Alain Ferry. Memoire d'un fou d'Emma.
Whisman, Albert Samuel
Alain Ferry. Memoire d'un fou d'Emma. Paris. Seuil. 2009. 272 pages. 19.95 [euro]. ISBN 978-2-02-094510-3
In his most recent work, last year's recipient of the Prix Medicis for best essay (even though the text resembles a novel), Alain Ferry affirms his appreciation of Flaubert as well as his passion for reading and writing literature, celebrating his love for Madame Bovary in a style that presents itself as scholarly while also jubilatory and very witty.
As the text opens, the narrator has just been abandoned by his wife, Eva, for a sailor. As a result, he seeks to purge himself of her memory and to survive his ordeal by turning to literature and, more specifically, to a bovaryste substitution of Eva's absent image with that of the fictional Emma Bovary from Flaubert's most well-known novel. Through seventy short chapters that seem like journal entries, Ferry presents his readers with a more contemporary bovarysme, reversing the gesture of the fictional Emma's choice of models from other authors by choosing Emma herself as a model, creating his own variation on the central problematic of Flaubert's novel.

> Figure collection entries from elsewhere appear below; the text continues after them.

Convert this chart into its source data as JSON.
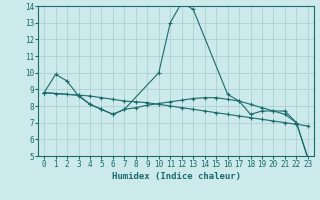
{
  "xlabel": "Humidex (Indice chaleur)",
  "xlim": [
    -0.5,
    23.5
  ],
  "ylim": [
    5,
    14
  ],
  "xticks": [
    0,
    1,
    2,
    3,
    4,
    5,
    6,
    7,
    8,
    9,
    10,
    11,
    12,
    13,
    14,
    15,
    16,
    17,
    18,
    19,
    20,
    21,
    22,
    23
  ],
  "yticks": [
    5,
    6,
    7,
    8,
    9,
    10,
    11,
    12,
    13,
    14
  ],
  "background_color": "#cce9ec",
  "grid_color": "#a8cccc",
  "line_color": "#1a6b6b",
  "line1_x": [
    0,
    1,
    2,
    3,
    4,
    5,
    6,
    7,
    10,
    11,
    12,
    13,
    16,
    17,
    18,
    19,
    20,
    21,
    22,
    23
  ],
  "line1_y": [
    8.8,
    9.9,
    9.5,
    8.6,
    8.1,
    7.8,
    7.5,
    7.8,
    10.0,
    13.0,
    14.2,
    13.8,
    8.7,
    8.3,
    7.5,
    7.7,
    7.7,
    7.7,
    7.0,
    4.9
  ],
  "line2_x": [
    0,
    1,
    2,
    3,
    4,
    5,
    6,
    7,
    8,
    9,
    10,
    11,
    12,
    13,
    14,
    15,
    16,
    17,
    18,
    19,
    20,
    21,
    22,
    23
  ],
  "line2_y": [
    8.8,
    8.75,
    8.7,
    8.65,
    8.6,
    8.5,
    8.4,
    8.3,
    8.25,
    8.2,
    8.1,
    8.0,
    7.9,
    7.8,
    7.7,
    7.6,
    7.5,
    7.4,
    7.3,
    7.2,
    7.1,
    7.0,
    6.9,
    6.8
  ],
  "line3_x": [
    0,
    3,
    4,
    5,
    6,
    7,
    8,
    9,
    10,
    11,
    12,
    13,
    14,
    15,
    16,
    17,
    18,
    19,
    20,
    21,
    22,
    23
  ],
  "line3_y": [
    8.8,
    8.65,
    8.1,
    7.8,
    7.5,
    7.8,
    7.9,
    8.05,
    8.15,
    8.25,
    8.35,
    8.45,
    8.5,
    8.5,
    8.4,
    8.3,
    8.1,
    7.9,
    7.7,
    7.5,
    7.0,
    4.85
  ]
}
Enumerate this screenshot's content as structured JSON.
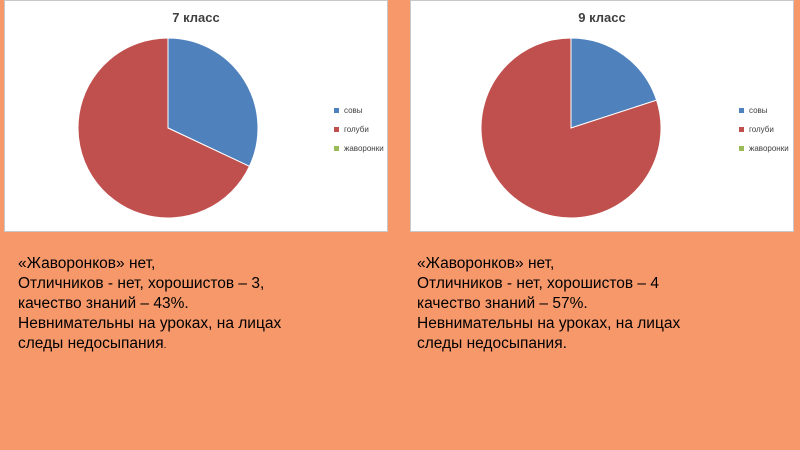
{
  "chart_data": [
    {
      "type": "pie",
      "title": "7 класс",
      "categories": [
        "совы",
        "голуби",
        "жаворонки"
      ],
      "values": [
        32,
        68,
        0
      ],
      "colors": [
        "#4f81bd",
        "#c0504d",
        "#9bbb59"
      ],
      "legend_position": "right"
    },
    {
      "type": "pie",
      "title": "9 класс",
      "categories": [
        "совы",
        "голуби",
        "жаворонки"
      ],
      "values": [
        20,
        80,
        0
      ],
      "colors": [
        "#4f81bd",
        "#c0504d",
        "#9bbb59"
      ],
      "legend_position": "right"
    }
  ],
  "captions": {
    "left": {
      "line1": "«Жаворонков» нет,",
      "line2": "Отличников - нет, хорошистов – 3,",
      "line3": "качество знаний – 43%.",
      "line4": "Невнимательны на уроках, на лицах",
      "line5_text": "следы недосыпания",
      "line5_end": "."
    },
    "right": {
      "line1": "«Жаворонков» нет,",
      "line2": "Отличников - нет, хорошистов – 4",
      "line3": "качество знаний – 57%.",
      "line4": "Невнимательны на уроках, на лицах",
      "line5": "следы недосыпания."
    }
  },
  "background_color": "#f7986b"
}
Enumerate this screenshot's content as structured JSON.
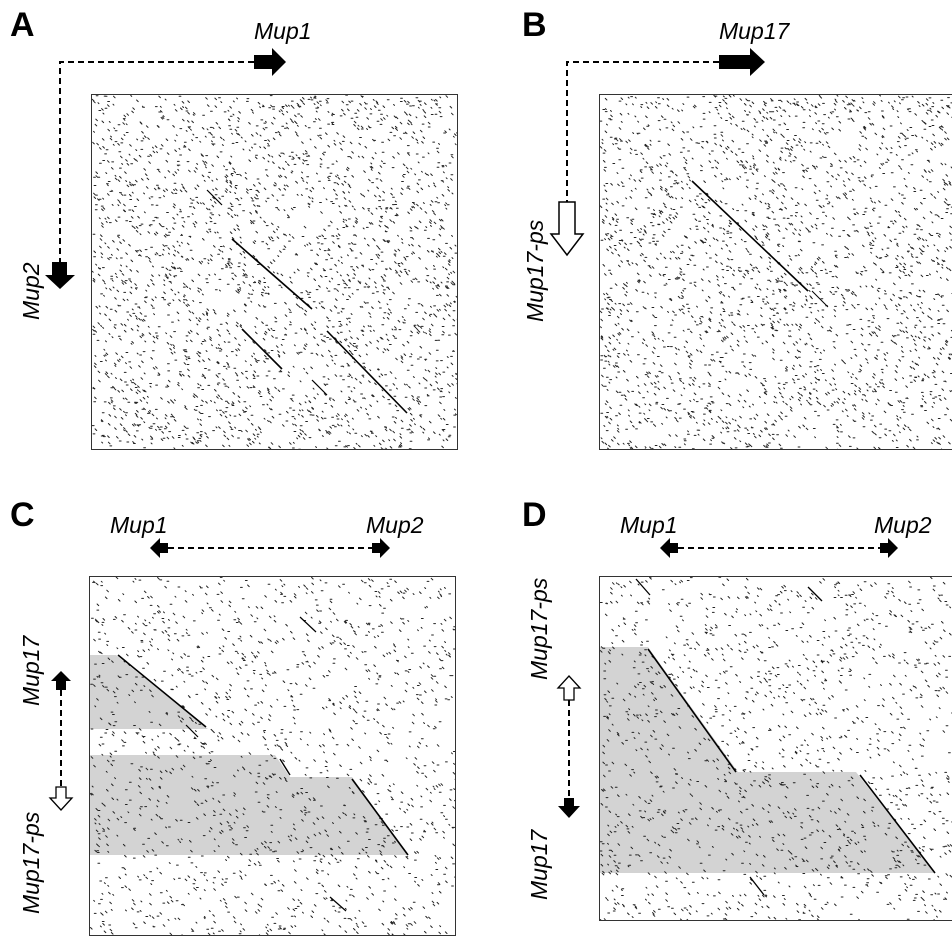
{
  "panels": {
    "A": {
      "letter": "A",
      "top_gene": "Mup1",
      "left_gene": "Mup2"
    },
    "B": {
      "letter": "B",
      "top_gene": "Mup17",
      "left_gene": "Mup17-ps"
    },
    "C": {
      "letter": "C",
      "top_left_gene": "Mup1",
      "top_right_gene": "Mup2",
      "left_upper_gene": "Mup17",
      "left_lower_gene": "Mup17-ps"
    },
    "D": {
      "letter": "D",
      "top_left_gene": "Mup1",
      "top_right_gene": "Mup2",
      "left_upper_gene": "Mup17-ps",
      "left_lower_gene": "Mup17"
    }
  },
  "colors": {
    "dots": "#222222",
    "shade": "#d3d3d3",
    "frame": "#333333",
    "filled_arrow": "#000000",
    "open_arrow": "#ffffff"
  }
}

However, Ferry's most remarkable originality lies perhaps in his contribution to another, more positive aspect of bovarysme outlined by Jules de Gaultier in his 1902 text Le Bovarysme, when he states: "se concevoir autre, c'est vivre et progresser" (to conceive of oneself as other is to live and progress). In Memoire d'un fou d'Emma, Ferry presents Emma as the fictive "other" whose image is transposed onto reality through the narrator's imagination, in a relationship that depends as much on Flaubert's text as on his real-life situation of aspiring author and voracious reader. In Ferry's insightful writing and his narrator's willful self-deception, the gesture normally dismissed as escapism through novels provides, in fact, a useful perspective to approaching literary characters and to understanding the novel itself, in its attempts to strike a harmonious balance between what it is and what it desires to become. In the end, both Ferry and his narrator conceive of themselves as "other," intertextually and stylistically appropriating Flaubert's writing and Emma's reading. Through the cathartic potential of literature, the narrator, by way of Emma's body, subsequently works his way through his problems and emerges from his despair by falling in love with his librarian, eventually substituting her image for that of Eva's. Moreover, in allowing his narrator to have a relationship with a real person, Ferry reveals his desire to leave the image of Flaubert's heroine intact, inviting the next reader to explore and embrace his or her own bovarysme and, as Ferry states, to "open Emma."